Seinfeld’s last episode sucked, but I was sorry to see the series end.
I really enjoyed Twin Peaks, but it soon became clear that it should have remained a miniseries and not been padded and stretched to fill out a second season. And the ending of the series finale was genuinely upsetting to me - how could they leave our beloved FBI Special Agent Dale Cooper like that? Aiyeeee!
Frasier, Star Trek: The Next Generation and Star Trek: Voyager all went out on high notes, I thought. Almost perfect.
I miss **The Larry Sanders Show ** 
X-Files, Buffy, Angel, FIREFLY, Cheers and Knotts Landing because my little sis and I had a standing date to watch those together, In Plain Sight, and shortly, Eureka and The Closer…sniffle
I would totally get behind this.
One of the earliest TV shows I remember is the classic Japanese marionette series Star Fleet (originally X-Bomber), which was broadcast in the UK in 1982. It was notable for the theme song, which was later covered by Brian May and Eddie Van Halen (together!). Seriously, it’s great fun, and the video answers the question of what Zardoz would have been like if they had modelled the giant head on Brian May’s head. “The guitar is good”, it would have said. “The oboe is evil, and pollutes rock music with wussy tones. Go forth, and solo!”
But, yes, I remember that (a) one of the main characters was actually killed stone dead never to return dead and (b) the main villain was killed, too - punched to death by a giant robot (at 3:15) and (c) it had an end. All of which were unprecedented for Saturday morning kid’s TV shows.
No, no, also Ulysses 31, which also had a fantastic mid-80s pop metal theme song and an ending. “Space Jesus with a lightsabre” as one of the comments points out. Cartoons never usually had an end, see. Mysterious Cities of Gold, another one. Endings are melancholic because there aren’t going to be any more episodes. And in those days you couldn’t buy the shows on DVD, because DVDs didn’t exist. There were videotapes, but you got two episodes per tape at £7.95, you do the maths.
MAS*H was the only series whose finale made much of an impression on me - but not in a good way. That series lasted about a year too long. Had they gone out a year or so earlier, when they were doing creative stuff like the Point of View episode, they might have had a finale that was worthy of the series. Instead, two hours of sanctimonious “look how sensitive we is”. Blech.
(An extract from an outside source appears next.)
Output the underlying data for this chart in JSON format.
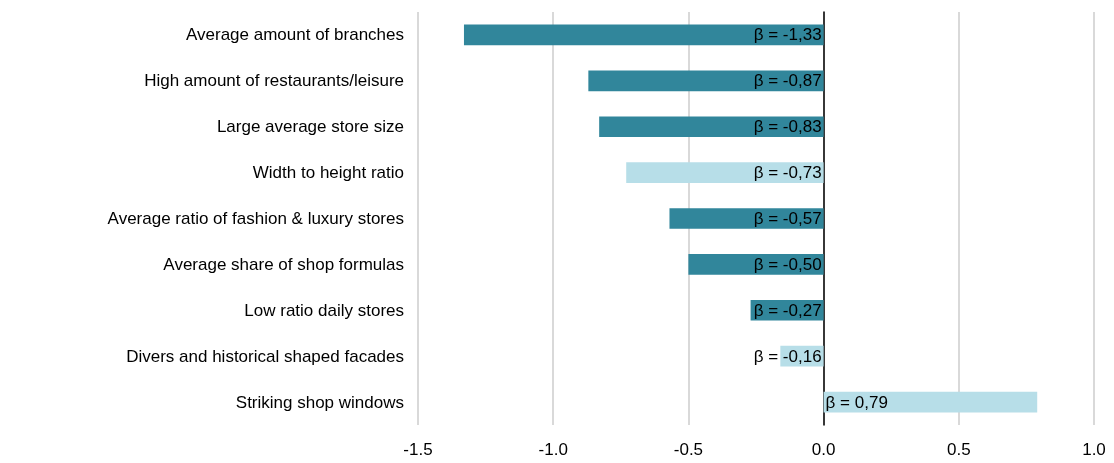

For an example of how to go out, I need only mention the last Newhart.
I still haven’t gotten around to seeing the last season of Lost. Maybe I shouldn’t, but then again I shouldn’t smell the sour milk before I pour it down the disposal.
Regards,
Shodan
[bad taste]
If they cancel Battlestar Galactica I’m gonna kill myself!
[/bad taste]
I can’t not mention Carnivale, the two seasons of which my husband and I just finished watching. (I told him, you are going to love it, he said, well, I’ll watch a couple episodes, but I dunno … well, of COURSE he loved it!). I suppose the ending was OK, in that a storyline came to a conclusion. But obviously there was a lot more to come, and it’s a shame it will never be.
Forever Knight had a definite ending, in which all his struggling to control his nature fails as he first kills the one who loves him, then gives up and kills himself.
I never go out of my way to watch any of the following. But almost every time one of them is being shown on live TV, I watch it because there is almost never anything better on.
I saw that someone recalled The Larry Sanders Show. It was an all-time favorite of mine. So was Sports Night, Weeds, The Rockford Files and The Dick Van Dyke Show.